Six ans après sa publication officielle au Journal Officiel de la République démocratique du Congo, le Protocole de Maputo demeure confronté à des obstacles persistants dans son application, particulièrement concernant l’accès à l’avortement sécurisé. L’article 14.2.C de cet instrument juridique, pourtant intégré au droit congolais depuis 2018, autorise l’interruption volontaire de grossesse en cas de viol, d’inceste ou de danger pour la santé physique ou mentale de la femme. Une disposition qui se heurte frontalement aux articles 165 à 167 du code pénal actuel, toujours en vigueur, qui criminalisent toute pratique abortive.
Cette contradiction légale a conduit l’ONG Ipas à initier un programme de formation intensif à l’intention des acteurs clés de la réforme judiciaire. Du 13 au 14 mai 2025, quinze membres de la Commission permanente de réforme du droit congolais (CPRDC) ont participé à Kinshasa à un atelier de Clarification des valeurs et transformation des attitudes (CVTA). Objectif affiché : lever les résistances culturelles et juridiques entravant l’opérationnalisation du Protocole de Maputo.
Le Dr Mboma Michael, consultant pour Ipas, souligne l’urgence de cette démarche : « La coexistence de deux régimes juridiques antagonistes crée une insécurité normative intenable. Les professionnels de santé risquent des poursuites pénales même lorsqu’ils appliquent les exceptions prévues par le Protocole ». Cette situation génère selon lui un « effet dissuasif catastrophique » sur l’accès aux soins, plongeant les femmes dans une précarité sanitaire évitable.
Un chantier législatif à haut risque
Au cœur des débats : l’épineuse révision des dispositions pénales relatives à l’avortement. Les participants ont examiné le Guide de facilitation sur le Protocole de Maputo, outil pédagogique visant à concilier normes internationales et réalités socioculturelles congolaises. « Il ne s’agit pas d’imposer un modèle étranger, mais d’appliquer des engagements librement souscrits par l’État », précise un formateur ayant requis l’anonymat.
Les échanges ont révélé des résistances tenaces. Certains magistrats redoutent une « banalisation de l’avortement », tandis que des défenseurs des droits humains dénoncent une « hypocrisie législative ». Comment concilier ces positions apparemment irréconciliables ? La méthodologie CVTA propose justement de dépasser les clivages idéologiques par un travail sur les représentations mentales.

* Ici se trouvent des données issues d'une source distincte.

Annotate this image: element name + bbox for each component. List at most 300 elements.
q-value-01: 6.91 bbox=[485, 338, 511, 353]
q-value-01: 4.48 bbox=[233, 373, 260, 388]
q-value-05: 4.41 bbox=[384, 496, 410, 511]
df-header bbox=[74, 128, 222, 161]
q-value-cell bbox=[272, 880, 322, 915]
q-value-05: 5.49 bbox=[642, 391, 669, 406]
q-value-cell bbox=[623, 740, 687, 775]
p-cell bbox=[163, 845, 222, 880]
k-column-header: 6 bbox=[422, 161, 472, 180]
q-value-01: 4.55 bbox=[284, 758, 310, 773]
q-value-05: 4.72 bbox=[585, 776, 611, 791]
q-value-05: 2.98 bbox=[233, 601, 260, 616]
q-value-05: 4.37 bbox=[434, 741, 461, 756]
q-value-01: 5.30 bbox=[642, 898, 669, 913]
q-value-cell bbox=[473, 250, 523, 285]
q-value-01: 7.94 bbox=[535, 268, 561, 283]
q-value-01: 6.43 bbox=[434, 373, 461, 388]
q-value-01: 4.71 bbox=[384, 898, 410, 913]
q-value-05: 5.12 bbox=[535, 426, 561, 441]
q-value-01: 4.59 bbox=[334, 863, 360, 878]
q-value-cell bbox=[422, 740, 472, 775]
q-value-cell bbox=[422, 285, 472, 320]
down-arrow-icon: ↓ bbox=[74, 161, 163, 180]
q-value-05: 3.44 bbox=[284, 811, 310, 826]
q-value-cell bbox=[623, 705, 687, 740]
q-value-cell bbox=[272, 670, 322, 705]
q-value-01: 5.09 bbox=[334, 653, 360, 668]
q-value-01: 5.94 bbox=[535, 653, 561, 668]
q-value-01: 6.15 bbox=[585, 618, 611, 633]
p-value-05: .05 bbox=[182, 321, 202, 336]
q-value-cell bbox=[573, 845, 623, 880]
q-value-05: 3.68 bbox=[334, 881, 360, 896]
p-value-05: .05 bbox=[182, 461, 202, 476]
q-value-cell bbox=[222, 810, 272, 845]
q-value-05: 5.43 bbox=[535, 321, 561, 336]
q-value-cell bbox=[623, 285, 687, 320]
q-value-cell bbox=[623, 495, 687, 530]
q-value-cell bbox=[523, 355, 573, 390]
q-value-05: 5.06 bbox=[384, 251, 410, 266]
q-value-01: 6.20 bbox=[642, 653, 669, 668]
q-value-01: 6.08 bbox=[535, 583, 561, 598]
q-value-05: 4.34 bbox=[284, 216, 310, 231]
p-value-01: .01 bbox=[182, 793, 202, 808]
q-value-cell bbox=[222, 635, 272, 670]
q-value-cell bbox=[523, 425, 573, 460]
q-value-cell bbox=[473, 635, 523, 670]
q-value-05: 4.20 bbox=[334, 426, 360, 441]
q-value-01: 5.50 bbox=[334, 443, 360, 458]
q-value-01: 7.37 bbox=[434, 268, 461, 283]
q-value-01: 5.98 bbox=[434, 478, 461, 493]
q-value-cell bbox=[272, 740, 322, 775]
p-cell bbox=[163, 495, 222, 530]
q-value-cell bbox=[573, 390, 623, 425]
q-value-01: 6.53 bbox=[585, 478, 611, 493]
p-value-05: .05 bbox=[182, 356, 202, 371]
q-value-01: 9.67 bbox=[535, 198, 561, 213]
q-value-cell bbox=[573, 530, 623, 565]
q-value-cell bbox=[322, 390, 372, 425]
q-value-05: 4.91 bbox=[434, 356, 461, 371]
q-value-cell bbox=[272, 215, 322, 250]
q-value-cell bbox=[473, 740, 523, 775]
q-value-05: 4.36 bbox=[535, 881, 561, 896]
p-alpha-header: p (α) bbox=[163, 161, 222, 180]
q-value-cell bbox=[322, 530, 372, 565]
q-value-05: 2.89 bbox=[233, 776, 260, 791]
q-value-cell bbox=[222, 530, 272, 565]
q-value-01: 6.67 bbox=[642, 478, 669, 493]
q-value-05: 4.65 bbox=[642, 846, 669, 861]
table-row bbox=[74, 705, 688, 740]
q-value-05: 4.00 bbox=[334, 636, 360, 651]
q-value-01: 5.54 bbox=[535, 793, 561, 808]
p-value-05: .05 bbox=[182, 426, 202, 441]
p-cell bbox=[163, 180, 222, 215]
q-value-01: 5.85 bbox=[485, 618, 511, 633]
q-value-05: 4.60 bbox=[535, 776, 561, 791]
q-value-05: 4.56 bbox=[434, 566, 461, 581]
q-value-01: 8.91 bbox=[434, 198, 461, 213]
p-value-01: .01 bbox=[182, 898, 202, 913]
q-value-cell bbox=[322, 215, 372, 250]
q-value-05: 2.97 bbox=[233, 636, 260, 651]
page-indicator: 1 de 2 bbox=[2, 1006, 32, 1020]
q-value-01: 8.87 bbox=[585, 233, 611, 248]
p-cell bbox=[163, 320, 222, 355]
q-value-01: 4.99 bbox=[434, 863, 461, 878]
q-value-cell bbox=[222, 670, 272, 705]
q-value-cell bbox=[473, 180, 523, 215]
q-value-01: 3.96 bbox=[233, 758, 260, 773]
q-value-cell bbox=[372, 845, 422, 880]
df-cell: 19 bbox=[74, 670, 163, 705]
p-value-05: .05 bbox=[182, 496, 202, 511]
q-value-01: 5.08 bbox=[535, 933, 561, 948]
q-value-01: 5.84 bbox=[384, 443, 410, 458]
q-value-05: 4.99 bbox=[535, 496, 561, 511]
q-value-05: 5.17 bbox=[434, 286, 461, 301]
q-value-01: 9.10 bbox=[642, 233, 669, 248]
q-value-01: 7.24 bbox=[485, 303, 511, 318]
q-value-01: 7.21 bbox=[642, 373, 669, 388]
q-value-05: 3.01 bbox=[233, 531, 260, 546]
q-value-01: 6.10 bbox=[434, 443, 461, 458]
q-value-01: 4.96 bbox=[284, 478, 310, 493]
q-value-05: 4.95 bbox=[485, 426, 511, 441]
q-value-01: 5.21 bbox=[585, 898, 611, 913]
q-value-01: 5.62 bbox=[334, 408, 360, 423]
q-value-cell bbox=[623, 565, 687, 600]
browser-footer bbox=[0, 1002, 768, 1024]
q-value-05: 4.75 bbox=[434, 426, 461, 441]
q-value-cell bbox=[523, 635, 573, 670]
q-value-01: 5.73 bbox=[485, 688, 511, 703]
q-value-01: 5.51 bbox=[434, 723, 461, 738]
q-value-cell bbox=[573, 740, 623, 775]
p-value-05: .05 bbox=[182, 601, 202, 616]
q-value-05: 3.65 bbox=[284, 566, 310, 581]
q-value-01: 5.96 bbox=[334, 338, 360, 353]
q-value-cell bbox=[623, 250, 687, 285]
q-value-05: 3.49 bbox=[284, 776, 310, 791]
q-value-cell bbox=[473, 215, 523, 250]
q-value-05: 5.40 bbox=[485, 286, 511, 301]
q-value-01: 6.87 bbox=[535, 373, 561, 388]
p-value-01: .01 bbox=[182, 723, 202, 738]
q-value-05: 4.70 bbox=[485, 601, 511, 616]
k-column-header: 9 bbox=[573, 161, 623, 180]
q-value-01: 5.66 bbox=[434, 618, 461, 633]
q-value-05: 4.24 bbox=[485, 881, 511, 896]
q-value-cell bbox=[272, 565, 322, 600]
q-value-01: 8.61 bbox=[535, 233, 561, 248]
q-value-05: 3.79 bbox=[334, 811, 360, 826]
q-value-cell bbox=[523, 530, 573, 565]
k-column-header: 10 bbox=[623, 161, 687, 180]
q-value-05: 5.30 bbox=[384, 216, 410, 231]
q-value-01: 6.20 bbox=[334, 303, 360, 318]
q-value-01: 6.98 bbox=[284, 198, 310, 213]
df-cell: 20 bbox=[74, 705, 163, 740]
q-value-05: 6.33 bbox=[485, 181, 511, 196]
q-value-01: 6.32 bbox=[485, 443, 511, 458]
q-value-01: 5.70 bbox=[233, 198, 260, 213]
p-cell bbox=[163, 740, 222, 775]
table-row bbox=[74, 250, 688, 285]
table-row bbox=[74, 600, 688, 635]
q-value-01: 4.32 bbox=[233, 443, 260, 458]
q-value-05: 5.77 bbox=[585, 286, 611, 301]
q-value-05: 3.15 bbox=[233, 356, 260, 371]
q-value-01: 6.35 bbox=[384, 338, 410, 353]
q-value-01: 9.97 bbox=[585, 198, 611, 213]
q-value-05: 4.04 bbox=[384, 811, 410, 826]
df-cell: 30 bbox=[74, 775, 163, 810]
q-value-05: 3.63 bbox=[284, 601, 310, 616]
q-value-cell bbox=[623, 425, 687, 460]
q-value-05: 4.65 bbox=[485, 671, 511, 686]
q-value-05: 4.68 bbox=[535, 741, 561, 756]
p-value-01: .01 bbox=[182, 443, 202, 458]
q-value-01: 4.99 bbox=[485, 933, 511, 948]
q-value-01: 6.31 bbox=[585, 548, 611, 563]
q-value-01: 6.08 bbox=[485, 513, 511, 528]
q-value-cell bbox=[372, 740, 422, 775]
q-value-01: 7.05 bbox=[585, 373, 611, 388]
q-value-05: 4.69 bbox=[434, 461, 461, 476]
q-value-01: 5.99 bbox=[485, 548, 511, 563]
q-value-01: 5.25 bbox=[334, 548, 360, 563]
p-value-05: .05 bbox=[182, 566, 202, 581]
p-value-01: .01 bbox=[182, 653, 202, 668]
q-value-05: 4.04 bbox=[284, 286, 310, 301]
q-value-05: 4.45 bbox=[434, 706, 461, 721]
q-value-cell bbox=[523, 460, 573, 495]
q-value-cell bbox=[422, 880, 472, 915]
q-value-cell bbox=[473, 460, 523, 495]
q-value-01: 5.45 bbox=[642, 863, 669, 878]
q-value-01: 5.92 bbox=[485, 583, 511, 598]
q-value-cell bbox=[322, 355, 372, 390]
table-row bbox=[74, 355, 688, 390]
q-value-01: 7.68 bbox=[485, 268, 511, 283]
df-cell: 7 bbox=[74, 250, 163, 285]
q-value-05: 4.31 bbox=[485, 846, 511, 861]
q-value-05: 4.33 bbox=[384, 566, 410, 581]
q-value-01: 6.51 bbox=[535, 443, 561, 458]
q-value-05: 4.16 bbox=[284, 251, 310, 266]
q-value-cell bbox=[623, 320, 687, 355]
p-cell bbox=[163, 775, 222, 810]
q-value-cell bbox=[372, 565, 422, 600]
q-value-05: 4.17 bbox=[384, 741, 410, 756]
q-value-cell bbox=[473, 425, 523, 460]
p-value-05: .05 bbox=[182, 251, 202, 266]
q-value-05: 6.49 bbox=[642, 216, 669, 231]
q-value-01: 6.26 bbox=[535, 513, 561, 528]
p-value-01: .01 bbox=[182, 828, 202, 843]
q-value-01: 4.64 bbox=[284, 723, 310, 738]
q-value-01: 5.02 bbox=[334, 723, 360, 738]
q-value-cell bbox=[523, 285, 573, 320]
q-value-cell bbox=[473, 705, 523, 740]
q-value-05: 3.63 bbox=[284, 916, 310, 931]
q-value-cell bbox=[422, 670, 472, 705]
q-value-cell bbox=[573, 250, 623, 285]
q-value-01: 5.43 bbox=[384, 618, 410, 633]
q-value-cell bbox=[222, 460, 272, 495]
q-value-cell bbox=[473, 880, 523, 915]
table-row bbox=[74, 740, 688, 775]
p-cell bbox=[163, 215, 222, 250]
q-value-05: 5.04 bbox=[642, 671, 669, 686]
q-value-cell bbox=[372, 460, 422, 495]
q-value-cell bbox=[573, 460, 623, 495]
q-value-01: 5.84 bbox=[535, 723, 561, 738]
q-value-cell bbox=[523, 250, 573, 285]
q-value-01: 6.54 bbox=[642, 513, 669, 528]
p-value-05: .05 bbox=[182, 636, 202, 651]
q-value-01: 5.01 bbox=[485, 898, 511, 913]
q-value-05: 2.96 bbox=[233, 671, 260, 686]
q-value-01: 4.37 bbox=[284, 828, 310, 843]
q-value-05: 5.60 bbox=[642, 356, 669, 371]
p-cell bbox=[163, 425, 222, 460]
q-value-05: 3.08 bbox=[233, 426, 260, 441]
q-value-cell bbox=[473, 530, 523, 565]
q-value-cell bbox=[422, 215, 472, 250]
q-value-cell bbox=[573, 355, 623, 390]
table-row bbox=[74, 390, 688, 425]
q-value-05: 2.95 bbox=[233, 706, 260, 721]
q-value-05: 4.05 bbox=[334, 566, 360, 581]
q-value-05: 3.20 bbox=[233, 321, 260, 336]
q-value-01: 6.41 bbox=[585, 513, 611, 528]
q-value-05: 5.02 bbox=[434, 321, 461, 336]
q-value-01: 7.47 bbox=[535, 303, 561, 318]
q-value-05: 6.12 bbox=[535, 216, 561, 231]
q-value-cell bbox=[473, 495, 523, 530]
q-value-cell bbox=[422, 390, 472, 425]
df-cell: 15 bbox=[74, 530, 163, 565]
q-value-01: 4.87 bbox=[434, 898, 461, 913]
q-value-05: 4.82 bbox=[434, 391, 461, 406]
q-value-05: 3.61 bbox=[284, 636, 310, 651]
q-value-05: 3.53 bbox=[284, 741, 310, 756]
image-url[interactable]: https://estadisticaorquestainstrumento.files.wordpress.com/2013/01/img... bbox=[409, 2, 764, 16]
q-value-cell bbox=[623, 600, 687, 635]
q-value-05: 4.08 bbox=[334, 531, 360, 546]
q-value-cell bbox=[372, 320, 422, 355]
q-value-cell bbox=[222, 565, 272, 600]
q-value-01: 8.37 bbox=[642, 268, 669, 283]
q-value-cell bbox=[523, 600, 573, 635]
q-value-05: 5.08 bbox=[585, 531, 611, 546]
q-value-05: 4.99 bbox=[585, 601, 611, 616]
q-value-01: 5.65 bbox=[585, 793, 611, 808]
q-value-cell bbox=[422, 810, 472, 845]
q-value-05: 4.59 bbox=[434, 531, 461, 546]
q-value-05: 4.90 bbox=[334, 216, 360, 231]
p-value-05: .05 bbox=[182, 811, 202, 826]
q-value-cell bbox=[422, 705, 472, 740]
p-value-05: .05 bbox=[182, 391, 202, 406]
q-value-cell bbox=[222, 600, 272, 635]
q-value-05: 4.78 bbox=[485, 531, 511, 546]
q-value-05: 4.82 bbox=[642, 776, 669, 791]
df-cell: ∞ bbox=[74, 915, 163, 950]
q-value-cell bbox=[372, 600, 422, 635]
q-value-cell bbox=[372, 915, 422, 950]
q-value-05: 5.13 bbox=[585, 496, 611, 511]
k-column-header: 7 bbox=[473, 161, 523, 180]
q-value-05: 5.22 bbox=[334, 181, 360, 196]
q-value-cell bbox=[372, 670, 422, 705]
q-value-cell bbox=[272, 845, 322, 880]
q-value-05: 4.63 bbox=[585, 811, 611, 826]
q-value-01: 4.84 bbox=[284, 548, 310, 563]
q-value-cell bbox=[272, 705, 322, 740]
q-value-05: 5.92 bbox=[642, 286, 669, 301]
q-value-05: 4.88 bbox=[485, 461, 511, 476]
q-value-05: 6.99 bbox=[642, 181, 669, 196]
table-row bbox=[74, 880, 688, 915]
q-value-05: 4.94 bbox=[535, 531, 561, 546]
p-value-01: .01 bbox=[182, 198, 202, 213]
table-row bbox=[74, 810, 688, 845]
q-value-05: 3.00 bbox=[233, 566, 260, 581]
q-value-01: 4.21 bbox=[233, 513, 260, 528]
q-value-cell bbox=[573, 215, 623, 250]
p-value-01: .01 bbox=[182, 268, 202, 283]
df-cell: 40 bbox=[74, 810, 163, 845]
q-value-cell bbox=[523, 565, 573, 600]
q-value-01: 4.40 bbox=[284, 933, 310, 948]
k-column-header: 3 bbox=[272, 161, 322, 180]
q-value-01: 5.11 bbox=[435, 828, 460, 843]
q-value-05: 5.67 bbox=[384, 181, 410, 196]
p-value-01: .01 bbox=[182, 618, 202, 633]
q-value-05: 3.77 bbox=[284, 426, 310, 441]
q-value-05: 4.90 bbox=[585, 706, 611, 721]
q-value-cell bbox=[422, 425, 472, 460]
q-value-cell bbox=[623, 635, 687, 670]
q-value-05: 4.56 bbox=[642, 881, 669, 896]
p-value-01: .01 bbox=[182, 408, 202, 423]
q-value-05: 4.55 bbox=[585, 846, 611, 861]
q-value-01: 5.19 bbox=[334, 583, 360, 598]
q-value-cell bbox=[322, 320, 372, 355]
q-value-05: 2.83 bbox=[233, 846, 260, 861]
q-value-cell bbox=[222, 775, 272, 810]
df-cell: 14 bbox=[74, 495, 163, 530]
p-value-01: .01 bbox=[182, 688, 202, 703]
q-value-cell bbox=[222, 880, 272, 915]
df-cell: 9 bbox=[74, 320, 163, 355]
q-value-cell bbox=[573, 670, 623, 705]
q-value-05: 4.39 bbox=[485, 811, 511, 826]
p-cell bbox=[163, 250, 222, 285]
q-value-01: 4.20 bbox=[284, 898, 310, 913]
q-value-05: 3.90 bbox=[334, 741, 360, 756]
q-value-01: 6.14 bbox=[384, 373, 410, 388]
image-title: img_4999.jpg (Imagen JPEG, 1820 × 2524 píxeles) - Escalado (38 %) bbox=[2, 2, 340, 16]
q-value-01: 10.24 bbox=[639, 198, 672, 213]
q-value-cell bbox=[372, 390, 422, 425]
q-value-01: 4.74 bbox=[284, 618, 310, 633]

Vers un changement de paradigme législatif ?
Le Dr Mboma insiste sur la dimension transformative de l’approche : « Nous avons confronté les participants à des études de cas concrets : adolescentes violées par des groupes armés, femmes séropositives contraintes à des grossesses à risques… Ces mises en situation permettent de passer d’un débat abstrait à une réflexion humanisée ». Une stratégie qui semble porter ses fruits : trois magistrats formés lors d’ateliers précédents ont déjà rendu des décisions alignées sur le Protocole dans des affaires complexes.
Reste à traduire cette évolution dans le marbre législatif. La prochaine mouture du code pénal, attendue pour 2026, constituera un test décisif. Les promoteurs de la réforme espèrent y voir inscrire noir sur blanc les exceptions abortives du Protocole de Maputo, accompagnées de garanties procédurales strictes. Un équilibre délicat entre protection des droits reproductifs et prévention des dérives.
Cette initiative s’inscrit dans un mouvement plus large de modernisation du cadre juridique congolais relatif à la santé reproductive. Avec un enjeu sous-jacent : faire évoluer les mentalités sans heurter de front les conservatismes religieux et traditionnels. Le chemin reste semé d’embûches, mais les formateurs se veulent optimistes : « Chaque magistrat convaincu devient un ambassadeur du changement au sein de l’appareil judiciaire ».